Manuel Rui Costa è stato uno dei calciatori più in voga del campionato italiano negli anni novanta-duemila tra Fiorentina e Milan.
Manuel Rui Costa è stato uno dei tantissimi campioni che ha giocato in Serie A negli anni novanta-duemila, il suo amore per la Fiorentina è rimasto intatto, e nel corso di un'intervista ha rilasciato anche alcuni aneddoti sulla sua esperienza in Toscana: "Se avessi potuto scegliere non sarei mai andato via, ma fui costretto dalla società e per amore della Viola, che senza la mia cessione sarebbe fallita, andai via.
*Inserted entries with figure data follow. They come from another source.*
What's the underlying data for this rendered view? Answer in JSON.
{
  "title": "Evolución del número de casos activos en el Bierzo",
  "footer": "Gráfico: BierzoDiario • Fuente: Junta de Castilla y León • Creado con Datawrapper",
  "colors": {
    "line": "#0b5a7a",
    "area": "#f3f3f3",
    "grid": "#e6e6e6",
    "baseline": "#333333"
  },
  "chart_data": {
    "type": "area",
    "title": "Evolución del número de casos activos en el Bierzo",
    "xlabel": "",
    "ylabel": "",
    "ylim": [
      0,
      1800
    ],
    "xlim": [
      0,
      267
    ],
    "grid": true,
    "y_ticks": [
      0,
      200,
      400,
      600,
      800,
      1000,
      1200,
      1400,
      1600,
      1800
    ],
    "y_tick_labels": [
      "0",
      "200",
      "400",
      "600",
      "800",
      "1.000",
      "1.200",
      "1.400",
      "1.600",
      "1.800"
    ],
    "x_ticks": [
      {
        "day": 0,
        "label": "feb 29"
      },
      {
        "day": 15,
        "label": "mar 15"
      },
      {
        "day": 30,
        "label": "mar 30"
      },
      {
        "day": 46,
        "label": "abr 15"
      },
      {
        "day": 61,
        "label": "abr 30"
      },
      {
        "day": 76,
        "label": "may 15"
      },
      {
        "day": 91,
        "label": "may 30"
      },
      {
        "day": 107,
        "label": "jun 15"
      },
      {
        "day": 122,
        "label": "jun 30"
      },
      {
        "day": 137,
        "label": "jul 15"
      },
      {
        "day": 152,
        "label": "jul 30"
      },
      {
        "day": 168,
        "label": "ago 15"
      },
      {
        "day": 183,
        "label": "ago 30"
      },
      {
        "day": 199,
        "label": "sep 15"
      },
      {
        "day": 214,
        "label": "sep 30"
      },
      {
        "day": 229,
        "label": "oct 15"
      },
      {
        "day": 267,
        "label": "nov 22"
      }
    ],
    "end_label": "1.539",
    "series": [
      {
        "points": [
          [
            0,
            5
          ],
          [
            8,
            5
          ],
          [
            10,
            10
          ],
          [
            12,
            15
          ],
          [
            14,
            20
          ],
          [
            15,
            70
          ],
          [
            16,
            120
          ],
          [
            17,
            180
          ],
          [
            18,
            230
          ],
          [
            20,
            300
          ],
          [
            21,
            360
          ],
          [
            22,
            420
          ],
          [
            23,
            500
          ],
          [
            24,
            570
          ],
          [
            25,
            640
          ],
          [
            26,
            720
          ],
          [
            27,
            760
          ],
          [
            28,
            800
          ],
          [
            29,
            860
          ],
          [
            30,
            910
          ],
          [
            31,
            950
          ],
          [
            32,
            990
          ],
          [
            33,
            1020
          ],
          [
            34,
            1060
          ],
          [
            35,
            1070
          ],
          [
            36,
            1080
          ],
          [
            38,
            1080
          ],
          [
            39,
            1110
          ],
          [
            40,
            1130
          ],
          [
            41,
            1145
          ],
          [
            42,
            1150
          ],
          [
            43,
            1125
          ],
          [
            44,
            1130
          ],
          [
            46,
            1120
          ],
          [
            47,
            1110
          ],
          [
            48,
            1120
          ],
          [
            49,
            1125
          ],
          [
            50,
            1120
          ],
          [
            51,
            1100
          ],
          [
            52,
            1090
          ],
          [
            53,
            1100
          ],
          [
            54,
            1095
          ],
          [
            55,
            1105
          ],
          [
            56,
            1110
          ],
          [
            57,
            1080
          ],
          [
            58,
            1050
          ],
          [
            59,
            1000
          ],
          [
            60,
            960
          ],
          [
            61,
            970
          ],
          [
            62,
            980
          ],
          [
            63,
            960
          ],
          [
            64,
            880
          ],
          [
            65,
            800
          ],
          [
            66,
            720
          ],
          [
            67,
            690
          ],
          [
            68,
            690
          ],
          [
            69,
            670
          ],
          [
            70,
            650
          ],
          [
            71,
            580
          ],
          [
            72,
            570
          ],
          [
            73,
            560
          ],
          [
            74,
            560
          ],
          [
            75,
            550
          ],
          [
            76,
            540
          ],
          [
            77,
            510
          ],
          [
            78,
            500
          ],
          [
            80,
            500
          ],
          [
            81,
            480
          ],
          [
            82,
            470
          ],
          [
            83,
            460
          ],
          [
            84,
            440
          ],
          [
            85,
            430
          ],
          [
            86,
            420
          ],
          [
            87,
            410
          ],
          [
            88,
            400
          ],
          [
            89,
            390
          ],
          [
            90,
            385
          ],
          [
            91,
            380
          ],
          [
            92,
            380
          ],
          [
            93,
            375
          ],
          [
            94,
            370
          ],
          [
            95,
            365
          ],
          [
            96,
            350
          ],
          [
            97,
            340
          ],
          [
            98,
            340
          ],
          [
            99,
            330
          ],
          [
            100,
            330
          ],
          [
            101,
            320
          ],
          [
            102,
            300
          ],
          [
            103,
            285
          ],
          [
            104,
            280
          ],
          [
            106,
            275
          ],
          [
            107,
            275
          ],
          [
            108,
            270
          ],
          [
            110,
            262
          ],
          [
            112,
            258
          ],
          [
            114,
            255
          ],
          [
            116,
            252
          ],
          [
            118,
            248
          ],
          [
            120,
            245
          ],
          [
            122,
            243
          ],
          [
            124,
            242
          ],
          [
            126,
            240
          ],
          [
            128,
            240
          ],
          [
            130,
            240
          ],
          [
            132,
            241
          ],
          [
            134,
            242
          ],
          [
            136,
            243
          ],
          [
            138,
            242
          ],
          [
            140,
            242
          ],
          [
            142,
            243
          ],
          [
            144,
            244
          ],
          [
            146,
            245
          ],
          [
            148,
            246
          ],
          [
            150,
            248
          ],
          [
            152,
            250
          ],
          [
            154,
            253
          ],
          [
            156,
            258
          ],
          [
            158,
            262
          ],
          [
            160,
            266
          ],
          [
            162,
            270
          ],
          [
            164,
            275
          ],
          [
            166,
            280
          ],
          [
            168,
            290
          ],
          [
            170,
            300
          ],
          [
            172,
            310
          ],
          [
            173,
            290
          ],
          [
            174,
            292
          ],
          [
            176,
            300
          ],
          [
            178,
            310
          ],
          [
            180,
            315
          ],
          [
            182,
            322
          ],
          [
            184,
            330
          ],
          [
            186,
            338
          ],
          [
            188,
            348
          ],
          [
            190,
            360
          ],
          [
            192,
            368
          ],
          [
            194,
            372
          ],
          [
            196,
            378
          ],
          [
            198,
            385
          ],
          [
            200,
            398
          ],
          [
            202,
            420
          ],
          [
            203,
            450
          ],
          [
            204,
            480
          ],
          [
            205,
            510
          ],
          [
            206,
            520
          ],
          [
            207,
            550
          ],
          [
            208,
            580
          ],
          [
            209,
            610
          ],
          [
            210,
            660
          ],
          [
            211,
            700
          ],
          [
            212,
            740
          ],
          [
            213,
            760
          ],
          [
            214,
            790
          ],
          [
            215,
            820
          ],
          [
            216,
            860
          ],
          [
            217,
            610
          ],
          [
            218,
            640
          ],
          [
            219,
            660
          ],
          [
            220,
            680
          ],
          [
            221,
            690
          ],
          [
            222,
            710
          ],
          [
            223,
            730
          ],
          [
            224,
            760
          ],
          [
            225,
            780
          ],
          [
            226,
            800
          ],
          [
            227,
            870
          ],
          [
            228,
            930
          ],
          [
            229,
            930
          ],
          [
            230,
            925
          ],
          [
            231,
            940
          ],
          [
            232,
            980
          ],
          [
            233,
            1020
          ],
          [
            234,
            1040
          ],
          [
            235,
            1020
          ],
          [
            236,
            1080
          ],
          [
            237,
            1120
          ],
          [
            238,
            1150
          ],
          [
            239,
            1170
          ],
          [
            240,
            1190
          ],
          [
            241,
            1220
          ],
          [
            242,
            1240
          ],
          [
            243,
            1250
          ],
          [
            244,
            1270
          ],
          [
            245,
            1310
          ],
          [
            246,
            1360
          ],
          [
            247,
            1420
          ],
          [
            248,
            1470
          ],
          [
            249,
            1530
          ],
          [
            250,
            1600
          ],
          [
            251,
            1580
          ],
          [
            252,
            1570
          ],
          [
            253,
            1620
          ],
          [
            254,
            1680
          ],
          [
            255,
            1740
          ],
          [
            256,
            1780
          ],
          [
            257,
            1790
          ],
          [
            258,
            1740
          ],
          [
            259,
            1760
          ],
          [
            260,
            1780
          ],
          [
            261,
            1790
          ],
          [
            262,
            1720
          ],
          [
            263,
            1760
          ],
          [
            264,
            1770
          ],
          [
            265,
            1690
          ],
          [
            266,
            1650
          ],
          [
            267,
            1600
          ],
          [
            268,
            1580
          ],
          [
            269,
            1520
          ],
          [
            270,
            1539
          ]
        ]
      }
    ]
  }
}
A Firenze ho vinto poco, è vero, ma a livello di affetto non so quante Champions League ho conquistato! Mi hanno trattato come se fossi nato lì".
Poi ha aggiunto: "Per andare a fare allenamento lasciavo la mia macchina davanti al Bar Marisa, fuori dal Franchi, perché quando finivo volevo sentire tutto il calore dei tifosi viola. Mi piaceva l'aria che si respirava. Stavo da Dio a Firenze, era la mia seconda casa. Poi arriva l'estate del 2001. La Fiorentina è sull'orlo del fallimento, bisogna cedere qualche calciatore, ma ero sicuro che la cosa non mi riguardasse".
"Ero in vacanza in Portogallo, e quando sentii la notizia che avrei dovuto andare via dalla città stetti male, molto male, piansi tanto. Fui così triste di lasciare Firenze, che addirittura annullai la festa per il settimo anniversario di matrimonio con mia moglie Rute". Ha concluso Rui Costa.